Specifically, the Chair will:
Leon Tikly is Professor in Education at the University of Bristol and co-directs the Centre for International and Comparative Education (CIRE) in the School of Education. Initially starting his career as a science teacher, he has taught throughout London as well as abroad in Morocco and Tanzania.
Professor Tikly worked as a policy researcher at the Education Policy Unit, University of the Witwatersrand during the transition period between apartheid and democracy in South Africa. It was here that he drove the formulation of their new education policies on a national level. Leon’s skills and experiences both within schools and as a policymaker means that he has a unique perspective and network of collaborators. He still teaches at postgraduate level on the Med (Master of Education), and regularly in Hong Kong as part of Bristol’s EdD Programme.
Professor Tikly is a Fellow of the Academy of Social Sciences and has recently directed a UKRI-funded network plus on Transforming Education for Sustainable Futures with partners in India, Rwanda, Somalia/ Somaliland and South Africa (UKRI; £4.75 million; 2019-23).

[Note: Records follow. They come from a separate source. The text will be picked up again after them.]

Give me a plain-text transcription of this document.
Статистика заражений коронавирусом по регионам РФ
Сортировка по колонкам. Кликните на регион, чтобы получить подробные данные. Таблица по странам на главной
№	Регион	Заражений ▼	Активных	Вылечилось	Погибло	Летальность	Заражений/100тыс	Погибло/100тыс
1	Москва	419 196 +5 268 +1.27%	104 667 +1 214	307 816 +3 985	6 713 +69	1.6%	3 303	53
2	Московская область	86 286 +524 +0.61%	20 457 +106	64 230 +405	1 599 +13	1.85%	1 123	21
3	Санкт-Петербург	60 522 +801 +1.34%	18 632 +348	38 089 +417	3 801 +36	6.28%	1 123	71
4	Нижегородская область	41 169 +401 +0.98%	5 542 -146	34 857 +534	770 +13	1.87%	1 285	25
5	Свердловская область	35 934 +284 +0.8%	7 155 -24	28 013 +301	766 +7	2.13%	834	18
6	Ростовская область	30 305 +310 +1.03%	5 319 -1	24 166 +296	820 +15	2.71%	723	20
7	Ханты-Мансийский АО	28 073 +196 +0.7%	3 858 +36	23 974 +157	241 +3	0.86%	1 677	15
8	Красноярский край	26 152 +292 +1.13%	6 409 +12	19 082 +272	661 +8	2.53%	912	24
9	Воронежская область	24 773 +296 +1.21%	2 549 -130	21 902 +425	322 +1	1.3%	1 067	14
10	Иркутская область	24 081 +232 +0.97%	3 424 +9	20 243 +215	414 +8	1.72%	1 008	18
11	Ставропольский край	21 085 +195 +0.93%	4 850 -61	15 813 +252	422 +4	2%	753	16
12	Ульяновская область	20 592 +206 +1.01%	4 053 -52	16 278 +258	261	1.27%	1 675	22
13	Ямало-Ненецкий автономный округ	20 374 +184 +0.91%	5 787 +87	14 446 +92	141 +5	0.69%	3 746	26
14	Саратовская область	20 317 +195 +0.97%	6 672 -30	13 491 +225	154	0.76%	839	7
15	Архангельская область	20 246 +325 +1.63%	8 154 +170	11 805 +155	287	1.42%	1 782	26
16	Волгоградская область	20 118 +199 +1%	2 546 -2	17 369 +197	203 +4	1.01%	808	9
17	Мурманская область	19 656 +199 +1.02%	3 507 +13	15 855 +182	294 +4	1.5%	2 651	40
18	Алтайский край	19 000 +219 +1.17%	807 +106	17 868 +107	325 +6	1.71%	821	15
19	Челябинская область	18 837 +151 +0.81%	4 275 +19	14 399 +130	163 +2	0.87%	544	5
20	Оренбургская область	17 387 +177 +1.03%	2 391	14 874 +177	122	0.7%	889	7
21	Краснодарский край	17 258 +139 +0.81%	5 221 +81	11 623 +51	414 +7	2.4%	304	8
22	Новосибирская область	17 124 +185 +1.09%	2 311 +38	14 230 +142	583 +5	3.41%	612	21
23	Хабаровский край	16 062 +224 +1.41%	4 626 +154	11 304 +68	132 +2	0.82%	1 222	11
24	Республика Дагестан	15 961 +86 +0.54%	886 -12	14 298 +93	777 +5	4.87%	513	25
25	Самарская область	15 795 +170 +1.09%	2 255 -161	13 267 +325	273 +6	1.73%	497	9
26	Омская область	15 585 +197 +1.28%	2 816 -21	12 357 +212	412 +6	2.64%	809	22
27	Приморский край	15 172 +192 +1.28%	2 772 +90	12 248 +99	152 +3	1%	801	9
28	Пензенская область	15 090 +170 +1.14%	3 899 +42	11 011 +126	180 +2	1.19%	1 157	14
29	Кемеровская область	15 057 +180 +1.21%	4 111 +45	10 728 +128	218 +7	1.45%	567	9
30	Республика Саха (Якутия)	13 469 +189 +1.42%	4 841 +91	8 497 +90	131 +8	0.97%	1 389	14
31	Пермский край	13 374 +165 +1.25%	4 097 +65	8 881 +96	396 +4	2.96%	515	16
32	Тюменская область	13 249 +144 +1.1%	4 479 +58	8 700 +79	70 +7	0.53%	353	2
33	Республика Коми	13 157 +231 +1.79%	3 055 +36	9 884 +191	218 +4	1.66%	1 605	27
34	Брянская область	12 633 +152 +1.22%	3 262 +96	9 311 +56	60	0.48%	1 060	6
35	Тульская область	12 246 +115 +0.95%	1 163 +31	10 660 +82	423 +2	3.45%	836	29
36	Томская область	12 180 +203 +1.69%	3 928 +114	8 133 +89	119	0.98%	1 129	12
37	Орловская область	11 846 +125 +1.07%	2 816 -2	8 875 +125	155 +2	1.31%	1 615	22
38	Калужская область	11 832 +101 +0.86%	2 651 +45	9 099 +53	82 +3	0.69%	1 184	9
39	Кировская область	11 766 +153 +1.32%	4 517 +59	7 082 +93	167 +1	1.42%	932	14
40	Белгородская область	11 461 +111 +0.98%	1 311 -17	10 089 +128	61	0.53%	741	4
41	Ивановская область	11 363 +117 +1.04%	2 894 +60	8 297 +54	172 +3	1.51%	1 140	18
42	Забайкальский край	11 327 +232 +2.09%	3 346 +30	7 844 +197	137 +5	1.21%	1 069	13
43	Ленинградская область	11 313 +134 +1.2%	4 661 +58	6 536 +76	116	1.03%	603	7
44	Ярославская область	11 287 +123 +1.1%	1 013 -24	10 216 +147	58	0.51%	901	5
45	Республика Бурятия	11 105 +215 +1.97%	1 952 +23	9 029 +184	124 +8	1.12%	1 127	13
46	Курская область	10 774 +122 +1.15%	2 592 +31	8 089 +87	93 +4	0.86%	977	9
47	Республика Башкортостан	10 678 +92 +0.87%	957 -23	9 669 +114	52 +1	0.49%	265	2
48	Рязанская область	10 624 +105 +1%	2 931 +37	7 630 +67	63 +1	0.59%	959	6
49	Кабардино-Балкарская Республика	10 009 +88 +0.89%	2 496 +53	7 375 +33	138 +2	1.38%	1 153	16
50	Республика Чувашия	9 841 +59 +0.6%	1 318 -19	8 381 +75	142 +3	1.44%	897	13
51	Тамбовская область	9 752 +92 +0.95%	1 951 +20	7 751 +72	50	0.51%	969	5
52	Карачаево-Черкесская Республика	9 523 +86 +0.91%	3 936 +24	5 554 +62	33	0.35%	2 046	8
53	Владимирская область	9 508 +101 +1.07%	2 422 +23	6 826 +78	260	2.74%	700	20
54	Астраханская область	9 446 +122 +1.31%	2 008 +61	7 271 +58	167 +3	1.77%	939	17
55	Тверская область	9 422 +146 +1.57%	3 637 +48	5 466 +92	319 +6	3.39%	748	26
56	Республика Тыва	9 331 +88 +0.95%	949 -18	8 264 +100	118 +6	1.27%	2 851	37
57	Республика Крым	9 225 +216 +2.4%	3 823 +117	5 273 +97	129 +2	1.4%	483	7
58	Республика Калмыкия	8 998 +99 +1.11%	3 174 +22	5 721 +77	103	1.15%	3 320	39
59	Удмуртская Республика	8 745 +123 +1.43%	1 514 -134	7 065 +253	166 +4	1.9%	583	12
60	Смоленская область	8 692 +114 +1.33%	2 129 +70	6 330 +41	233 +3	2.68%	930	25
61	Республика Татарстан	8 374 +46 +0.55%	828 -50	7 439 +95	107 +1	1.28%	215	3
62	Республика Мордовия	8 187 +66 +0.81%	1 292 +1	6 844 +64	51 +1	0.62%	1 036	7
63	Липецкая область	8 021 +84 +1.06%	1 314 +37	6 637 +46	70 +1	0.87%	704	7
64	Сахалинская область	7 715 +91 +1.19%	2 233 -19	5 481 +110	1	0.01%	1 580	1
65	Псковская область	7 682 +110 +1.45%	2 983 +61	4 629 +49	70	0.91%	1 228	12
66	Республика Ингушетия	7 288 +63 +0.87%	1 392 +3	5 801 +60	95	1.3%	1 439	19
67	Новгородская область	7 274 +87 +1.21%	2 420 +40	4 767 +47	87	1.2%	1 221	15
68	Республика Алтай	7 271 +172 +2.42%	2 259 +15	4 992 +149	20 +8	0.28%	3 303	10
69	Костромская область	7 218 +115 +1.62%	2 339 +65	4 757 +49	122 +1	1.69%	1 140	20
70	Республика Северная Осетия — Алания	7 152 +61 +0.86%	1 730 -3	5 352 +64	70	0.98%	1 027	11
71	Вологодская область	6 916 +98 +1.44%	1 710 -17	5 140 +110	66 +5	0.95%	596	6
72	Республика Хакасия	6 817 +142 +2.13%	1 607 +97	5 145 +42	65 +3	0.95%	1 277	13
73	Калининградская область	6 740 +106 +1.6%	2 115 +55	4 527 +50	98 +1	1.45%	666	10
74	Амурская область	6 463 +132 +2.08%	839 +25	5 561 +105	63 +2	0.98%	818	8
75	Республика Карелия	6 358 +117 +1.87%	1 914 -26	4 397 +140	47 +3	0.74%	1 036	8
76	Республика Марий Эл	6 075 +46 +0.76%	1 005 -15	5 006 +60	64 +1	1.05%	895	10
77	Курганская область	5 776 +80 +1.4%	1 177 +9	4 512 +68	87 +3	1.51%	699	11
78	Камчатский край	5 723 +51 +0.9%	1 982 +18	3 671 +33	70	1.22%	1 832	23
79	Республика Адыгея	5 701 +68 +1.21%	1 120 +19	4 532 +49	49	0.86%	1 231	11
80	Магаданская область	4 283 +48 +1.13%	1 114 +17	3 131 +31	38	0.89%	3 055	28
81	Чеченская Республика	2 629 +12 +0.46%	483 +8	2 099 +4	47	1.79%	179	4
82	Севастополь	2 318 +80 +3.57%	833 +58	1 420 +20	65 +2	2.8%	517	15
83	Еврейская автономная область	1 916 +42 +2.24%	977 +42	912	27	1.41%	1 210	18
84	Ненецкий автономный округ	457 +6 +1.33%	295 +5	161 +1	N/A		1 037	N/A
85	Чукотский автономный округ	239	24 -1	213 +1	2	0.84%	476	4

His scholarship over many years has focused on globalisation and education policy in the postcolonial world and on initiatives to improve the quality of education for disadvantaged learners, particularly in Africa.
Between 2005-11 Professor Tikly directed a research programme consortium on Improving Education Quality in Low Income Countries (EdQual) (DfID; £2.5 million). He has also conducted a number of research projects and written extensively on issues of race, ethnicity and education in the UK and globally.
More recently he has written at the intersection between decolonial scholarship and education for sustainable futures. His work is informed theoretically by critical realism, postcolonial and decolonial perspectives and is underpinned by a commitment to social, environmental and epistemic justice.